The CCG will strengthen law enforcement at Ren'ai Jiao and its adjacent waters to firmly safeguard national sovereignty and maritime rights, the spokesperson said.

The airdropping incident came as the Philippines has not sent supply vessels to its illegally grounded warship for more than a month, and the two countries held a meeting on the South China Sea, which observers said marked an easing of tensions in the region.

Since August 2023, the Philippines has sent several groups of vessels trespassing into waters off Ren'ai Jiao to send building materials to reinforce its illegally grounded warship there in the name of humanitarian aid, attempting to permanently occupy the Chinese reef. 

Those Philippine moves were restricted by professional, legitimate and restrained measures by the CCG.

After the Chinese People's Liberation Army (PLA) Southern Theater Command announced it had organized routine patrols and exercises in the South China Sea in early January amid a US-Philippine joint patrol in the region that was later scaled down by the US side, it has been more than a month since the Philippines sent vessels to Ren'ai Jiao last time.

The easing of the situation continued with the eighth meeting of the China-Philippines Bilateral Consultation Mechanism on the South China Sea held in Shanghai on January 17, when two sides agreed on improving the sea-related communication mechanism and handling maritime emergencies, especially the situation at Ren'ai Jiao.

With supply airdrop on January 21, tensions have again risen, which exposes the Philippines' lack of sincerity in improving the situation, experts said.

It is more complex to restrict the airdropping of supplies using aircraft compared with using vessels, because blocking aircraft is riskier and could lead to accidents, Chen Xiangmiao, director of the World Navy Research Center at the National Institute for South China Sea Studies, told the Global Times on Sunday.

"It is not that China does not have the means to intercept Philippine aircraft, the question is that the risk of an accident will significantly increase," Chen said.

Another Chinese military expert who requested anonymity told the Global Times that the Philippines wants to test China's resolve and determination with another trick.

While the CCG currently mainly operates helicopters used for patrols and search and rescue, which are not perfect options to block fixed wing aircraft, the PLA can send warplanes to intercept Philippine aircraft, the expert said, noting that this will further escalate tensions, but it is the Philippines that started the provocation first.

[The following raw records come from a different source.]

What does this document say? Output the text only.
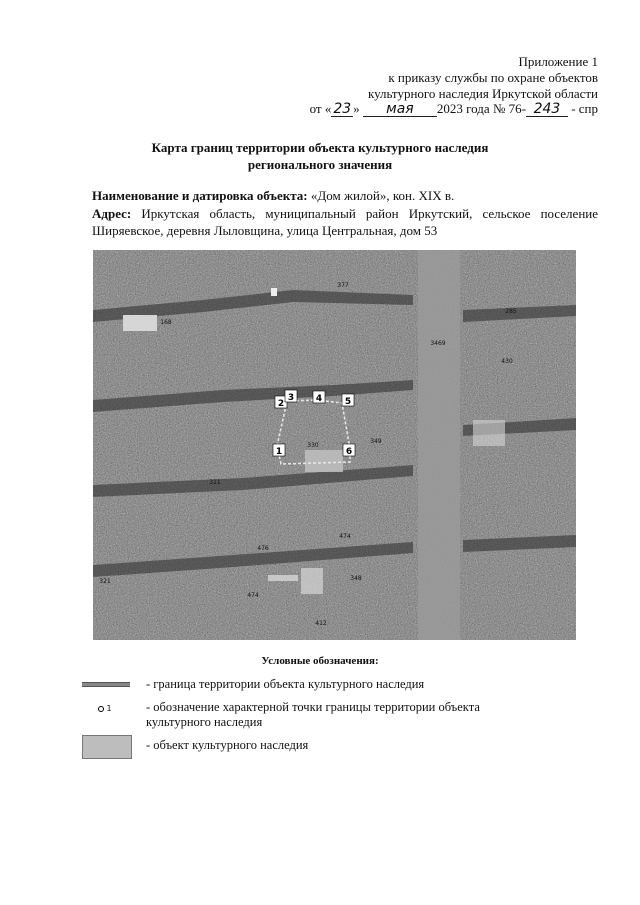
Приложение 1
к приказу службы по охране объектов
культурного наследия Иркутской области
от « 23 » мая 2023 года № 76- 243 - спр
Карта границ территории объекта культурного наследия
регионального значения
Наименование и датировка объекта: «Дом жилой», кон. XIX в.
Адрес: Иркутская область, муниципальный район Иркутский, сельское поселение Ширяевское, деревня Лыловщина, улица Центральная, дом 53
1
2
3 4	5
6
377
168
285
3469
430
311
474
476
330
349
348
474
412
321
Условные обозначения:
- граница территории объекта культурного наследия
1	- обозначение характерной точки границы территории объекта культурного наследия
- объект культурного наследия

Another provocation by the Philippine side took place on January 12, when a group of Philippine fishermen trespassed into the reefs of China's Huangyan Dao to illegally catch seashells, a move that also damaged the ecological environment, including the coral reefs of the island, a source confirmed with the Global Times on Friday.

The CCG took necessary measures to stop these actions in accordance with the law, with its on-site operations being professional, reasonable and legitimate, the source said.

When former Philippine president Rodrigo Duterte visited China in 2016, the two sides discussed fishery cooperation in the South China Sea, including bilateral cooperation on the fishing industry, and it was then that China agreed to make proper arrangements given its friendly relations with the Philippines.

The Chinese side opposes the Philippine side stirring up trouble and making provocations under the guise of fishery activities and taking advantage of China's goodwill to violate China's sovereignty and jurisdiction, the source said.

Dialogue important

China and the Philippines have already laid foundations to ease tensions in the South China Sea over the past month, and the Philippines should not waste this opportunity to meet China halfway in resolving the disputes through dialogue, analysts said.

Citing the recent China-Philippines meeting as well as the recent improvements in China-US ties, Chen said that the environment has changed compared with last year, and dialogue should become the main focus.

While the US' scheme to use the Philippines to contain China will not stop, it does not want to see itself to be dragged into a conflict in the South China Sea, Chen said.

On the particular issue of supply airdrops, experts said that China always maintains an open mind about making temporary special arrangements for the Philippines' humanitarian supplies to its illegally grounded warship on Ren'ai Jiao, as long as the Philippine side notifies the Chinese side in advance, does not send building materials, and has the Chinese side verify the goods.

Eventually, the Philippines should keep its promise and tow away the illegally grounded warship, experts said, noting that when it comes to fishing activities around Huangyan Dao, if the two countries resume friendly relations, normal fishery cooperation could also resume.

The main mechanism to achieve a resolution to these issues should be based on talks and dialogues, observers said.